In the bad news, they move on to play the Thunder in the Western Conference semifinals.
There would be no such thing as a cushy matchup in the second round no matter the opponent, not that the Lakers would take advantage of it with ferocious play if one appeared anyway, but Oklahoma City is the last team Los Angeles should want on their nose today. With another plane ride. And with another point guard with a jet pack in the heels of his shoes. And with a short turnaround.

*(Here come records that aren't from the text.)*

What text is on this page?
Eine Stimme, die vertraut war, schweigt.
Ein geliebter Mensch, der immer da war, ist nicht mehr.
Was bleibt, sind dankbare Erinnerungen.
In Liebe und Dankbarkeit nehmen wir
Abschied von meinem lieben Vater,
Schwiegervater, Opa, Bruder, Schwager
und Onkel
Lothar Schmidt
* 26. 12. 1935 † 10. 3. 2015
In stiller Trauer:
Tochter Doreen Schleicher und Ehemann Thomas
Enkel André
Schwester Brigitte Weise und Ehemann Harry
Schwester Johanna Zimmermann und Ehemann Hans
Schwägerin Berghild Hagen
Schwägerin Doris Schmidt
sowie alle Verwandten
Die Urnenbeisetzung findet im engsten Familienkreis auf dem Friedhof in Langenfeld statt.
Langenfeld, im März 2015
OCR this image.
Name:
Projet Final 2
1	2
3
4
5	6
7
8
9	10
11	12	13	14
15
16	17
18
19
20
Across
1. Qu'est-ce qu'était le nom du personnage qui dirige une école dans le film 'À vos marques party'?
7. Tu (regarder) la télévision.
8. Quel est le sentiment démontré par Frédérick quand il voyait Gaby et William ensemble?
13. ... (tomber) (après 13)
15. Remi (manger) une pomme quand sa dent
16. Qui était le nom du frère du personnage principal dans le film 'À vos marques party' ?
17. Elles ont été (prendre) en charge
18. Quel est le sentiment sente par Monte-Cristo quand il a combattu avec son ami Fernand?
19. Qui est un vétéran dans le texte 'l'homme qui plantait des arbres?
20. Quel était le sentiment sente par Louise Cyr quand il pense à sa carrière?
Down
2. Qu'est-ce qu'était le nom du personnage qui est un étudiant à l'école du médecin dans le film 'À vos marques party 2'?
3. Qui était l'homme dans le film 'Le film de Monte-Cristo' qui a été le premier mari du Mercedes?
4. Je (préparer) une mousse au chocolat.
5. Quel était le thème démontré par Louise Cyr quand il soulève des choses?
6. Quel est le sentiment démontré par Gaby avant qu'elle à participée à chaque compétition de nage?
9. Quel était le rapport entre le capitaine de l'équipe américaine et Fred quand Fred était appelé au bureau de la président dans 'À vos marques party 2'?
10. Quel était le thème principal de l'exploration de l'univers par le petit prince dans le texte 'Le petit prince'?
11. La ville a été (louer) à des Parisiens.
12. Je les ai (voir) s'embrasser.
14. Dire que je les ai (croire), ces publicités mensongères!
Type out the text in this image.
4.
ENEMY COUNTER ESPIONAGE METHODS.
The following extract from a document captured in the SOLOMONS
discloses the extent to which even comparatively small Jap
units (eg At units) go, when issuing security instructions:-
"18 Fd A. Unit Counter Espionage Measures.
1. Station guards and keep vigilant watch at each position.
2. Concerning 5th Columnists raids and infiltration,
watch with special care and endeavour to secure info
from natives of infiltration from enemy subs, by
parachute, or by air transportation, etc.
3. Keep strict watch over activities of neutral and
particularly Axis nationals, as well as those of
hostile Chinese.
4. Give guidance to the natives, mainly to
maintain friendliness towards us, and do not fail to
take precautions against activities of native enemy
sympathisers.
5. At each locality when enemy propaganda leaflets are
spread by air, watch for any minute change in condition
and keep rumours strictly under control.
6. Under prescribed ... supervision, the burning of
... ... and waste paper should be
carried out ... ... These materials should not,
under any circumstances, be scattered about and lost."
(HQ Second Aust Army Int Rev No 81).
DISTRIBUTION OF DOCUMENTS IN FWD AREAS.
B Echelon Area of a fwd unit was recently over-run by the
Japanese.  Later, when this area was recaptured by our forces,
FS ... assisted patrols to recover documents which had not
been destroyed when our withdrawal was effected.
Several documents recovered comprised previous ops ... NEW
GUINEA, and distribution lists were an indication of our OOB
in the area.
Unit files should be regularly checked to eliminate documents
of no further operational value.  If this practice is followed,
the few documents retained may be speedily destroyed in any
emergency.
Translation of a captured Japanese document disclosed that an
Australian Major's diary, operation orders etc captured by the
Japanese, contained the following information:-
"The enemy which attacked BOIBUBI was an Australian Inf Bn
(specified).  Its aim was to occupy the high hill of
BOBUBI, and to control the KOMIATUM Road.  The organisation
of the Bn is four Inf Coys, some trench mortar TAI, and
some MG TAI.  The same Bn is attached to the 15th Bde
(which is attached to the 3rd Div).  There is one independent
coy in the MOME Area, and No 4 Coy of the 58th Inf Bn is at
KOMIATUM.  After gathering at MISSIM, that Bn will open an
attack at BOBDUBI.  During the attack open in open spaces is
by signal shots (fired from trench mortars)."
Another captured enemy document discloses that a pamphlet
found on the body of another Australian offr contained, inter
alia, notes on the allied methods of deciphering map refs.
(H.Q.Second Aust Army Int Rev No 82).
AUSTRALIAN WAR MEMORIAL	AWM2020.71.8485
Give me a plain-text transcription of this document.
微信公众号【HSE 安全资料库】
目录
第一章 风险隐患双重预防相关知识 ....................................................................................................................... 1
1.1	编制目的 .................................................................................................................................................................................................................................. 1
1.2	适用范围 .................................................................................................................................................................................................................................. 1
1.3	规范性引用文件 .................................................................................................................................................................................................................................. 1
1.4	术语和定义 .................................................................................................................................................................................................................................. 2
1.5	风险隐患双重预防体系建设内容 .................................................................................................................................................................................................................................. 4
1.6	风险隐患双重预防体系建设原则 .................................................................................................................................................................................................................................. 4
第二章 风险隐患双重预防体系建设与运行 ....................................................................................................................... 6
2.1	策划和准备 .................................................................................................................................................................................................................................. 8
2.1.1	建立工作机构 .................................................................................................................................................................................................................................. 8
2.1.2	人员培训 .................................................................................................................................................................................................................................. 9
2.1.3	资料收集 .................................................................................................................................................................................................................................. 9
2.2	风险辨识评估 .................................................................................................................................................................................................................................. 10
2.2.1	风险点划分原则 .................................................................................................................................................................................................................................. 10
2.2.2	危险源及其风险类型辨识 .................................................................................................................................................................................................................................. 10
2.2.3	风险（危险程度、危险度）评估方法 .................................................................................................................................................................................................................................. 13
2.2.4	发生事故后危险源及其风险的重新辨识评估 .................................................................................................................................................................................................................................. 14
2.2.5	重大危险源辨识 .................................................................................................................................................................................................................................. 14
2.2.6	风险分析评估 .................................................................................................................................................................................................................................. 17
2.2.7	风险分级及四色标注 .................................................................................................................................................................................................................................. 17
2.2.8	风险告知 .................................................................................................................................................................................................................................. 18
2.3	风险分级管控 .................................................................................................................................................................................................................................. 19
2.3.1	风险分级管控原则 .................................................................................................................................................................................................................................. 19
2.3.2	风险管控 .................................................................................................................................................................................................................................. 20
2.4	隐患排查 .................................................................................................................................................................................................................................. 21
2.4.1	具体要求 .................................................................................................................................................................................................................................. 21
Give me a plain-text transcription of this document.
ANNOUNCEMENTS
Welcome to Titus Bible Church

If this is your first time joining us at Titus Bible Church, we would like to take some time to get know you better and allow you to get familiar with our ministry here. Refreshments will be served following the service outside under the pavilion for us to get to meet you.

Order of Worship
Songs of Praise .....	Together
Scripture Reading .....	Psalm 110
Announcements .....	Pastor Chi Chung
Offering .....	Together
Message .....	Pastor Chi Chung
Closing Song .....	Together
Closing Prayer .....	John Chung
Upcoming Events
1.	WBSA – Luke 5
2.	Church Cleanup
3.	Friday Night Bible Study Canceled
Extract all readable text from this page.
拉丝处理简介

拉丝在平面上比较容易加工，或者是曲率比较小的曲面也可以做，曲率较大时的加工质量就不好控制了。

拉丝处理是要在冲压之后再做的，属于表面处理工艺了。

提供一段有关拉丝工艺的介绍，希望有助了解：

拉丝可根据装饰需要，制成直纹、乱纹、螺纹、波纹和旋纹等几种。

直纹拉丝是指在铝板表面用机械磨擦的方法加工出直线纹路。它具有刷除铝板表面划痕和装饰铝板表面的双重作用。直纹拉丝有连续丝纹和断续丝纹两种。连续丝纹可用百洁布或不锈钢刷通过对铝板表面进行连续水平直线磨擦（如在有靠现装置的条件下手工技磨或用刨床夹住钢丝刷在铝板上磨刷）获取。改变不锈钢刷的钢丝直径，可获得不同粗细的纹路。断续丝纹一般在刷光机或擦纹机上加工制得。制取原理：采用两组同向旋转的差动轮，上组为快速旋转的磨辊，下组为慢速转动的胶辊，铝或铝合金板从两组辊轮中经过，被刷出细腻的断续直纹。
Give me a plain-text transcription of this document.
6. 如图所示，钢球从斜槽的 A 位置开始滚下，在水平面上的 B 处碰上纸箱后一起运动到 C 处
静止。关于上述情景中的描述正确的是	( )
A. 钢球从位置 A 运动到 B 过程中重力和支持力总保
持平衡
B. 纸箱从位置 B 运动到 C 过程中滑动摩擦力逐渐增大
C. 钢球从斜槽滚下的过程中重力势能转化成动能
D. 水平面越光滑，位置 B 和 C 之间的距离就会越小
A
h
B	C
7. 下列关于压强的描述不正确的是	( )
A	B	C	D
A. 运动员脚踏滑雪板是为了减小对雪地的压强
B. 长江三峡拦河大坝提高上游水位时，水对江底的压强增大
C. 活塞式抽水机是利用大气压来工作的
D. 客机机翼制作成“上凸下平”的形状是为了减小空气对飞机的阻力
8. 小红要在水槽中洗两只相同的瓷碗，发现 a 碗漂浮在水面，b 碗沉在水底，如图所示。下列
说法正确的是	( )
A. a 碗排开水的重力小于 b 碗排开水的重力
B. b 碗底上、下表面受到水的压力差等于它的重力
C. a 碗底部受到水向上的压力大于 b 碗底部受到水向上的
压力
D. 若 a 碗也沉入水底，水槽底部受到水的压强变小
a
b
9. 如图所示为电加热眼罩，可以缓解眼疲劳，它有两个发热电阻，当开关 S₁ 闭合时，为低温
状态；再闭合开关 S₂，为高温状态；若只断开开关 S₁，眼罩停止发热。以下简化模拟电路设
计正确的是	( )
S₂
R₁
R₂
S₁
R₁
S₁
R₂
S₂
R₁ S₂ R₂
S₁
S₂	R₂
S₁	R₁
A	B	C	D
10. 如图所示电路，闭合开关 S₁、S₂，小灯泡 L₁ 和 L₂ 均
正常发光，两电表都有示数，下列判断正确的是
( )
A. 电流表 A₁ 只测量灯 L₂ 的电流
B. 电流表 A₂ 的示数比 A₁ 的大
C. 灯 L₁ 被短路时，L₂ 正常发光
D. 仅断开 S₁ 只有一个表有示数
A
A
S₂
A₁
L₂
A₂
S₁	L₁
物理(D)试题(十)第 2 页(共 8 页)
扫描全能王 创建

Especially with a short turnaround. The Lakers finally gave the Nuggets the slip Saturday night, planned a quiet Sunday of the afternoon flight and talking about the Thunder but no physical activity, and will have a shootaround late Monday in preparation of Game 1 that night. But that's it.
Oklahoma City last played May 5, the conclusion of the four-game sweep of the Mavericks. The Lakers have played four games in that time alone. Had they played them particularly well, they could at least be comforted in arriving with a good rhythm while the Thunder could be rusty from the long layoff, etc. But, well, never mind.
The Lakers will be lucky to win a game if they offer the same meek energy and focus that was underhanded to the Nuggets. They will get blitzed at point guard by aggressive Russell Westbrook worse than Ty Lawson darted through the defense the first round. They will get embarrassed to Dallas 2011 levels.
Won't the Lakers need to play a lot better against the Thunder, a reporter asked Kobe Bryant.
"Yeah," he said. "A little."
And he laughed again.
In other words: A lot.
The calendar becomes the extra challenge, with the additional disadvantage of not being about to rest or prep for the Thunder the way the Thunder have been able to do both. They will be very familiar with Oklahoma City, of course, having played three times during the regular season, including as recently as April 22. Then again, they will also be familiar with Oklahoma City winning one of the games by 15 points (at Chesapeake Energy Arena) and another by nine points (Staples Center) before L.A won the final meeting by eight in double-overtime (Staples).
"I think we know them pretty well," Pau Gasol said after responding to scorching criticism after Game 6 to total 23 points, 17 rebounds, six assists and four blocks on Saturday. "We know their personnel, we know what they're good at. Obviously we won't have as much chance to look at a lot of tape, but we know who we're facing. We know how hard it's going to be and we know it's a quick turnaround. We have to stay ready mentally and physically for another battle."
They have a reprieve from the avalanche of speculation that would have accompanied a shocking series defeat to the Nuggets. So far. Being eliminated by the Thunder would not be an upset, but if it comes in the same degrading fashion as the Lakers got run from the 2011 playoffs, it will be a very short reprieve.
They have another chance now. They also have Oklahoma City and a quick turnaround. At least there are plans for a quiet Sunday.